しかし、残念ながらMojangはこれに応答しませんでした。おそらく、彼らは単に関心がなかったのでしょう。

法的措置の現状と未来への展望

この時点で、これらのDMCA削除要求の結果が実際に何かあったのか疑問に思うかもしれません。結論から言うと、MojangはまだEaglercraftについて誰かを訴追していません。

私は弁護士ではないので、なぜそうなのか推測するしかありません。それは、Lax1Dudeが彼のプロジェクトに対して一切の金銭を受け取らないことを拒否しているという事実によるかもしれません。

Lax1Dudeは、彼がいまだにEaglercraftプロジェクトに取り組んでいる唯一の理由は、MinecraftをWebブラウザで動作させるという挑戦を楽しんでいるからだと私に言いました。それだけのことです。

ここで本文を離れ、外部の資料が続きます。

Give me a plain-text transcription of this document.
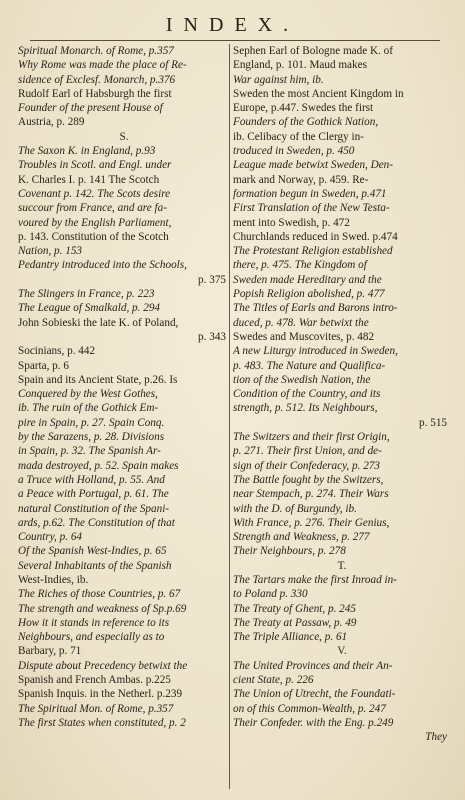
INDEX.
Spiritual Monarch. of Rome, p.357
Why Rome was made the place of Re-
sidence of Exclesf. Monarch, p.376
Rudolf Earl of Habsburgh the first
Founder of the present House of
Austria, p. 289
S.
The Saxon K. in England, p.93
Troubles in Scotl. and Engl. under
K. Charles I. p. 141 The Scotch
Covenant p. 142. The Scots desire
succour from France, and are fa-
voured by the English Parliament,
p. 143. Constitution of the Scotch
Nation, p. 153
Pedantry introduced into the Schools,
p. 375
The Slingers in France, p. 223
The League of Smalkald, p. 294
John Sobieski the late K. of Poland,
p. 343
Socinians, p. 442
Sparta, p. 6
Spain and its Ancient State, p.26. Is
Conquered by the West Gothes,
ib. The ruin of the Gothick Em-
pire in Spain, p. 27. Spain Conq.
by the Sarazens, p. 28. Divisions
in Spain, p. 32. The Spanish Ar-
mada destroyed, p. 52. Spain makes
a Truce with Holland, p. 55. And
a Peace with Portugal, p. 61. The
natural Constitution of the Spani-
ards, p.62. The Constitution of that
Country, p. 64
Of the Spanish West-Indies, p. 65
Several Inhabitants of the Spanish
West-Indies, ib.
The Riches of those Countries, p. 67
The strength and weakness of Sp.p.69
How it it stands in reference to its
Neighbours, and especially as to
Barbary, p. 71
Dispute about Precedency betwixt the
Spanish and French Ambas. p.225
Spanish Inquis. in the Netherl. p.239
The Spiritual Mon. of Rome, p.357
The first States when constituted, p. 2
Sephen Earl of Bologne made K. of
England, p. 101. Maud makes
War against him, ib.
Sweden the most Ancient Kingdom in
Europe, p.447. Swedes the first
Founders of the Gothick Nation,
ib. Celibacy of the Clergy in-
troduced in Sweden, p. 450
League made betwixt Sweden, Den-
mark and Norway, p. 459. Re-
formation begun in Sweden, p.471
First Translation of the New Testa-
ment into Swedish, p. 472
Churchlands reduced in Swed. p.474
The Protestant Religion established
there, p. 475. The Kingdom of
Sweden made Hereditary and the
Popish Religion abolished, p. 477
The Titles of Earls and Barons intro-
duced, p. 478. War betwixt the
Swedes and Muscovites, p. 482
A new Liturgy introduced in Sweden,
p. 483. The Nature and Qualifica-
tion of the Swedish Nation, the
Condition of the Country, and its
strength, p. 512. Its Neighbours,
p. 515
The Switzers and their first Origin,
p. 271. Their first Union, and de-
sign of their Confederacy, p. 273
The Battle fought by the Switzers,
near Stempach, p. 274. Their Wars
with the D. of Burgundy, ib.
With France, p. 276. Their Genius,
Strength and Weakness, p. 277
Their Neighbours, p. 278
T.
The Tartars make the first Inroad in-
to Poland p. 330
The Treaty of Ghent, p. 245
The Treaty at Passaw, p. 49
The Triple Alliance, p. 61
V.
The United Provinces and their An-
cient State, p. 226
The Union of Utrecht, the Foundati-
on of this Common-Wealth, p. 247
Their Confeder. with the Eng. p.249
They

もし金銭的利益がなければ、Mojangはそれを彼らの収益に対する脅威として低く評価するかもしれません。ただし、広告で収益を得ている他のEaglercraftホスティングサイトは、別の話かもしれません。

それがEaglercraftの物語です…今のところ。次に何が起こるか分かりません。Eaglercraftがさらに新しいバージョンのMinecraftに対応するかもしれません。Mojangがそれ以前に閉鎖しない限り。ですから、私はこのプロジェクトを監視し続ける必要があります。